For that reason Bosnia and Herzegovina, Bulgaria, Croatia, Romania, Greece and Turkey are a big draw for retirees.

However, state pension provision varies across the region, so you will need to check whether retiring to these locations will mean your pension continues to rise in line with increases in the UK, or will be frozen when you move overseas.

Italy is a country of contrasts, so anyone planing a retirement there needs to think carefully about whether they want to call a bustling city home, or whether they would be happiest in the mountains or by the sea.

Housing tends to cost less than in the UK, and in some regions it's incredibly cheap. Living costs are also lower than in Britain, and your pension will rise in line with increases in the UK.

Canada is a big draw for British expats of all ages. This spectacular country is known for being welcoming to people from all over the world, and in many cases has no language barrier for Brits. The quality of life is high, and the cost of housing lower than in the UK.

However, you will need to factor in the fact that your UK state pension will be frozen on the day you leave, and you will need some health insurance if you want to replicate the sorts of things that are available for free on the NHS.

As with India, the Far East offers an exciting and dramatic change from life in the UK, with much lower costs, which can buy you a higher standard of living (although bear in mind your state pension will be frozen).

You will need to consider the cultural and practical differences associated with the move, but you will have the opportunity to live in one of the most exciting places in the world.

The weather, lifestyle, space, and lower cost of living means that British expats of all ages are keen to move to Australia.

Property can be a bit of a stumbling block in some areas, as prices have gone up so much. The currency is also strong, which has posed some issues for those who receive their income in pounds, and there’s the fact that the UK state pension will be frozen if you move. However, if you can overcome these things, then a new life in the sun awaits.

The US offers much more affordable housing, and in many respects a lower cost of living than in the UK.

It appeals to those who don’t want to live with a language barrier, but want more space, possibly more sun, and an American Dream of their own.

There are some important things to factor in before you move, such as the additional cost of healthcare, and the exchange rate. However, one bonus is that your state pension will rise at the same rate it does in the UK.

France is close to home, and yet offers cheaper accommodation than the UK, a lower cost of living, and in many regions there’s better weather too.

Your pension will rise at the same rate it would in the UK, and at any time friends and family are just a short boat or plane ride away.

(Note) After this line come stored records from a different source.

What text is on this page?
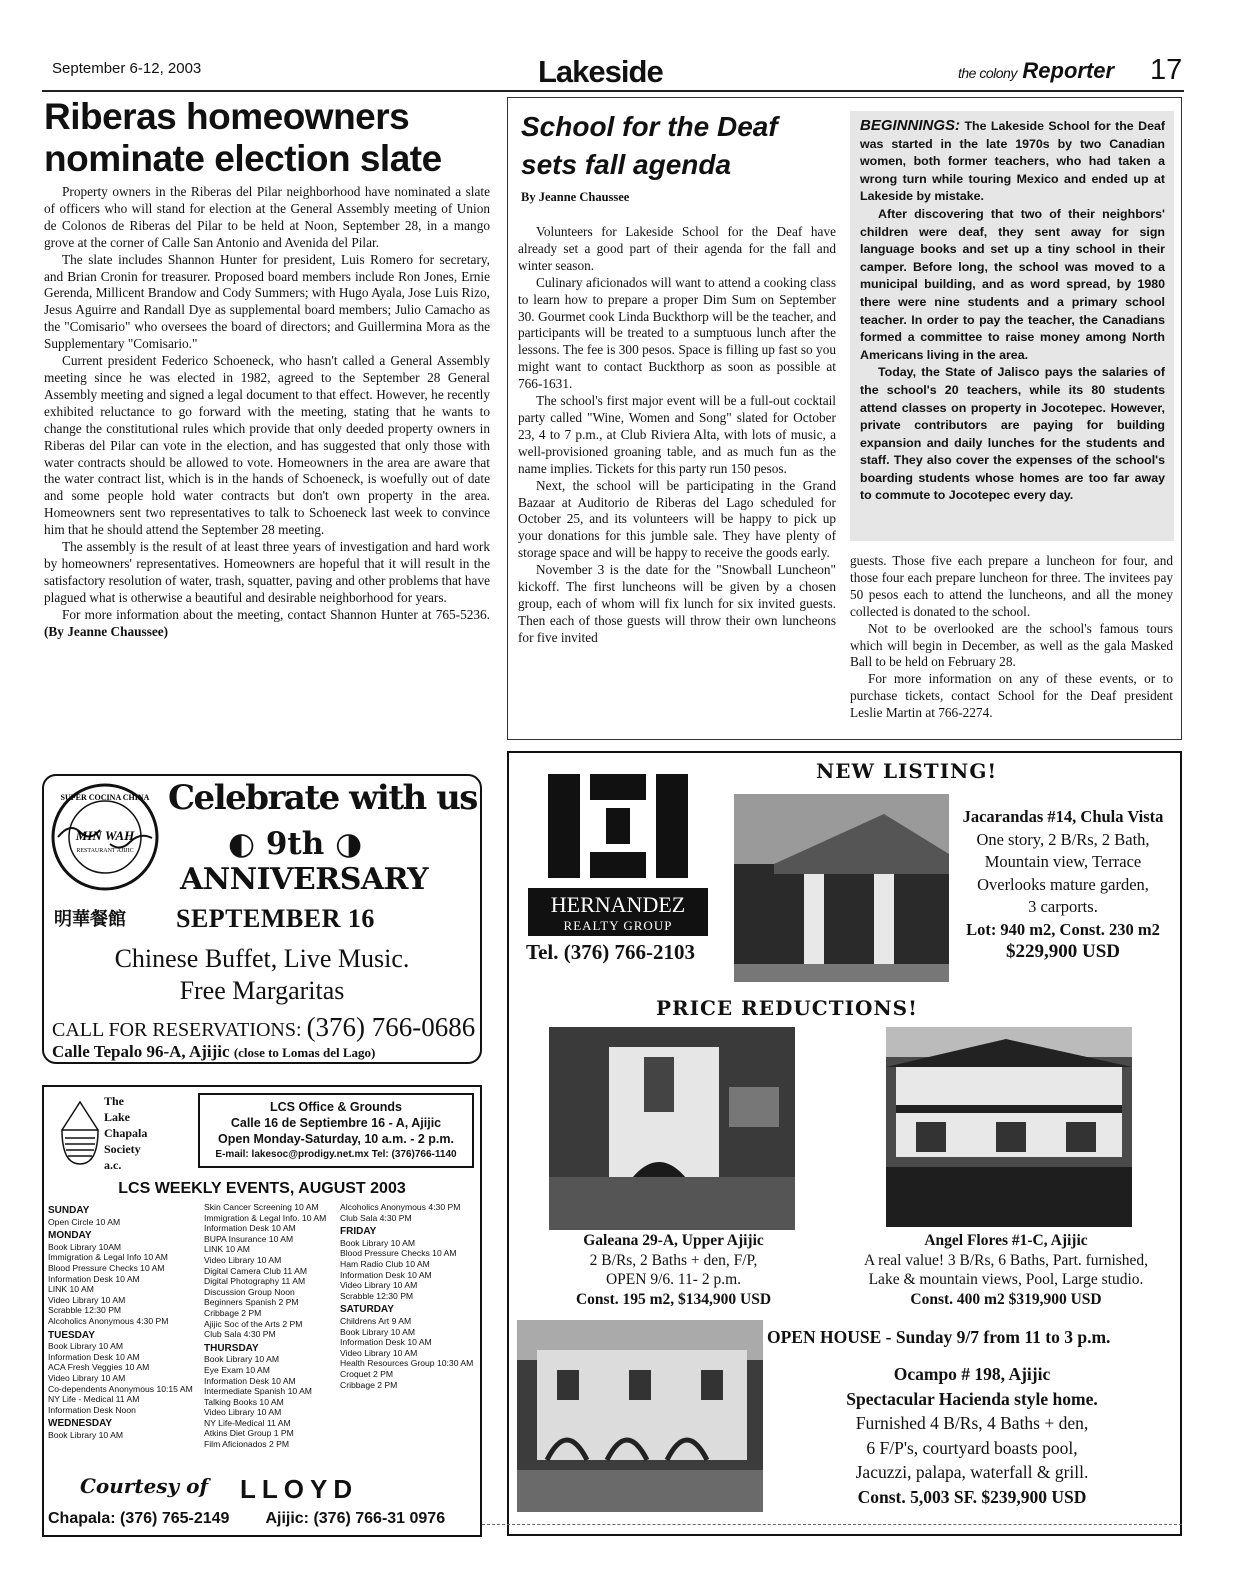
September 6-12, 2003	Lakeside	the colony Reporter 17
Riberas homeowners
nominate election slate

Property owners in the Riberas del Pilar neighborhood have nominated a slate of officers who will stand for election at the General Assembly meeting of Union de Colonos de Riberas del Pilar to be held at Noon, September 28, in a mango grove at the corner of Calle San Antonio and Avenida del Pilar.

The slate includes Shannon Hunter for president, Luis Romero for secretary, and Brian Cronin for treasurer. Proposed board members include Ron Jones, Ernie Gerenda, Millicent Brandow and Cody Summers; with Hugo Ayala, Jose Luis Rizo, Jesus Aguirre and Randall Dye as supplemental board members; Julio Camacho as the "Comisario" who oversees the board of directors; and Guillermina Mora as the Supplementary "Comisario."

Current president Federico Schoeneck, who hasn't called a General Assembly meeting since he was elected in 1982, agreed to the September 28 General Assembly meeting and signed a legal document to that effect. However, he recently exhibited reluctance to go forward with the meeting, stating that he wants to change the constitutional rules which provide that only deeded property owners in Riberas del Pilar can vote in the election, and has suggested that only those with water contracts should be allowed to vote. Homeowners in the area are aware that the water contract list, which is in the hands of Schoeneck, is woefully out of date and some people hold water contracts but don't own property in the area. Homeowners sent two representatives to talk to Schoeneck last week to convince him that he should attend the September 28 meeting.

The assembly is the result of at least three years of investigation and hard work by homeowners' representatives. Homeowners are hopeful that it will result in the satisfactory resolution of water, trash, squatter, paving and other problems that have plagued what is otherwise a beautiful and desirable neighborhood for years.

For more information about the meeting, contact Shannon Hunter at 765-5236. (By Jeanne Chaussee)

School for the Deaf sets fall agenda
By Jeanne Chaussee

Volunteers for Lakeside School for the Deaf have already set a good part of their agenda for the fall and winter season.

Culinary aficionados will want to attend a cooking class to learn how to prepare a proper Dim Sum on September 30. Gourmet cook Linda Buckthorp will be the teacher, and participants will be treated to a sumptuous lunch after the lessons. The fee is 300 pesos. Space is filling up fast so you might want to contact Buckthorp as soon as possible at 766-1631.

The school's first major event will be a full-out cocktail party called "Wine, Women and Song" slated for October 23, 4 to 7 p.m., at Club Riviera Alta, with lots of music, a well-provisioned groaning table, and as much fun as the name implies. Tickets for this party run 150 pesos.

Next, the school will be participating in the Grand Bazaar at Auditorio de Riberas del Lago scheduled for October 25, and its volunteers will be happy to pick up your donations for this jumble sale. They have plenty of storage space and will be happy to receive the goods early.

November 3 is the date for the "Snowball Luncheon" kickoff. The first luncheons will be given by a chosen group, each of whom will fix lunch for six invited guests. Then each of those guests will throw their own luncheons for five invited

BEGINNINGS: The Lakeside School for the Deaf was started in the late 1970s by two Canadian women, both former teachers, who had taken a wrong turn while touring Mexico and ended up at Lakeside by mistake.

After discovering that two of their neighbors' children were deaf, they sent away for sign language books and set up a tiny school in their camper. Before long, the school was moved to a municipal building, and as word spread, by 1980 there were nine students and a primary school teacher. In order to pay the teacher, the Canadians formed a committee to raise money among North Americans living in the area.

Today, the State of Jalisco pays the salaries of the school's 20 teachers, while its 80 students attend classes on property in Jocotepec. However, private contributors are paying for building expansion and daily lunches for the students and staff. They also cover the expenses of the school's boarding students whose homes are too far away to commute to Jocotepec every day.

guests. Those five each prepare a luncheon for four, and those four each prepare luncheon for three. The invitees pay 50 pesos each to attend the luncheons, and all the money collected is donated to the school.

Not to be overlooked are the school's famous tours which will begin in December, as well as the gala Masked Ball to be held on February 28.

For more information on any of these events, or to purchase tickets, contact School for the Deaf president Leslie Martin at 766-2274.

SUPER COCINA CHINA
MIN WAH
RESTAURANT AJIJIC
明華餐館
Celebrate with us
◐ 9th ◑
ANNIVERSARY
SEPTEMBER 16
Chinese Buffet, Live Music.
Free Margaritas
CALL FOR RESERVATIONS: (376) 766-0686
Calle Tepalo 96-A, Ajijic (close to Lomas del Lago)
The
Lake
Chapala
Society
a.c.
LCS Office & Grounds
Calle 16 de Septiembre 16 - A, Ajijic
Open Monday-Saturday, 10 a.m. - 2 p.m.
E-mail: lakesoc@prodigy.net.mx Tel: (376)766-1140
LCS WEEKLY EVENTS, AUGUST 2003
SUNDAY
Open Circle 10 AM
MONDAY
Book Library 10AM
Immigration & Legal Info 10 AM
Blood Pressure Checks 10 AM
Information Desk 10 AM
LINK 10 AM
Video Library 10 AM
Scrabble 12:30 PM
Alcoholics Anonymous 4:30 PM
TUESDAY
Book Library 10 AM
Information Desk 10 AM
ACA Fresh Veggies 10 AM
Video Library 10 AM
Co-dependents Anonymous 10:15 AM
NY Life - Medical 11 AM
Information Desk Noon
WEDNESDAY
Book Library 10 AM
Skin Cancer Screening 10 AM
Immigration & Legal Info. 10 AM
Information Desk 10 AM
BUPA Insurance 10 AM
LINK 10 AM
Video Library 10 AM
Digital Camera Club 11 AM
Digital Photography 11 AM
Discussion Group Noon
Beginners Spanish 2 PM
Cribbage 2 PM
Ajijic Soc of the Arts 2 PM
Club Sala 4:30 PM
THURSDAY
Book Library 10 AM
Eye Exam 10 AM
Information Desk 10 AM
Intermediate Spanish 10 AM
Talking Books 10 AM
Video Library 10 AM
NY Life-Medical 11 AM
Atkins Diet Group 1 PM
Film Aficionados 2 PM
Alcoholics Anonymous 4:30 PM
Club Sala 4:30 PM
FRIDAY
Book Library 10 AM
Blood Pressure Checks 10 AM
Ham Radio Club 10 AM
Information Desk 10 AM
Video Library 10 AM
Scrabble 12:30 PM
SATURDAY
Childrens Art 9 AM
Book Library 10 AM
Information Desk 10 AM
Video Library 10 AM
Health Resources Group 10:30 AM
Croquet 2 PM
Cribbage 2 PM
Courtesy of LLOYD
Chapala: (376) 765-2149 Ajijic: (376) 766-31 0976
HERNANDEZ
REALTY GROUP
Tel. (376) 766-2103
NEW LISTING!
Jacarandas #14, Chula Vista
One story, 2 B/Rs, 2 Bath,
Mountain view, Terrace
Overlooks mature garden,
3 carports.
Lot: 940 m2, Const. 230 m2
$229,900 USD
PRICE REDUCTIONS!
Galeana 29-A, Upper Ajijic
2 B/Rs, 2 Baths + den, F/P,
OPEN 9/6. 11- 2 p.m.
Const. 195 m2, $134,900 USD
Angel Flores #1-C, Ajijic
A real value! 3 B/Rs, 6 Baths, Part. furnished,
Lake & mountain views, Pool, Large studio.
Const. 400 m2 $319,900 USD
OPEN HOUSE - Sunday 9/7 from 11 to 3 p.m.
Ocampo # 198, Ajijic
Spectacular Hacienda style home.
Furnished 4 B/Rs, 4 Baths + den,
6 F/P's, courtyard boasts pool,
Jacuzzi, palapa, waterfall & grill.
Const. 5,003 SF. $239,900 USD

It’s no wonder France is the second most popular dream destination for retirees.

It will come as little surprise that Spain tops the list - largely because it’s already the most common overseas retirement destination for Brits.

Millions of us have experienced the delights of the sun, sea, and the lower cost of living while we were on holiday in the country, so it’s hardly a shock that so many want to experience it on a full-time basis in retirement.

Huge falls in the price of property has made this a cheap place to buy, and the fact that your state pension will keep pace with rises in the UK means you’ll be able to maintain your standard of living throughout your retirement.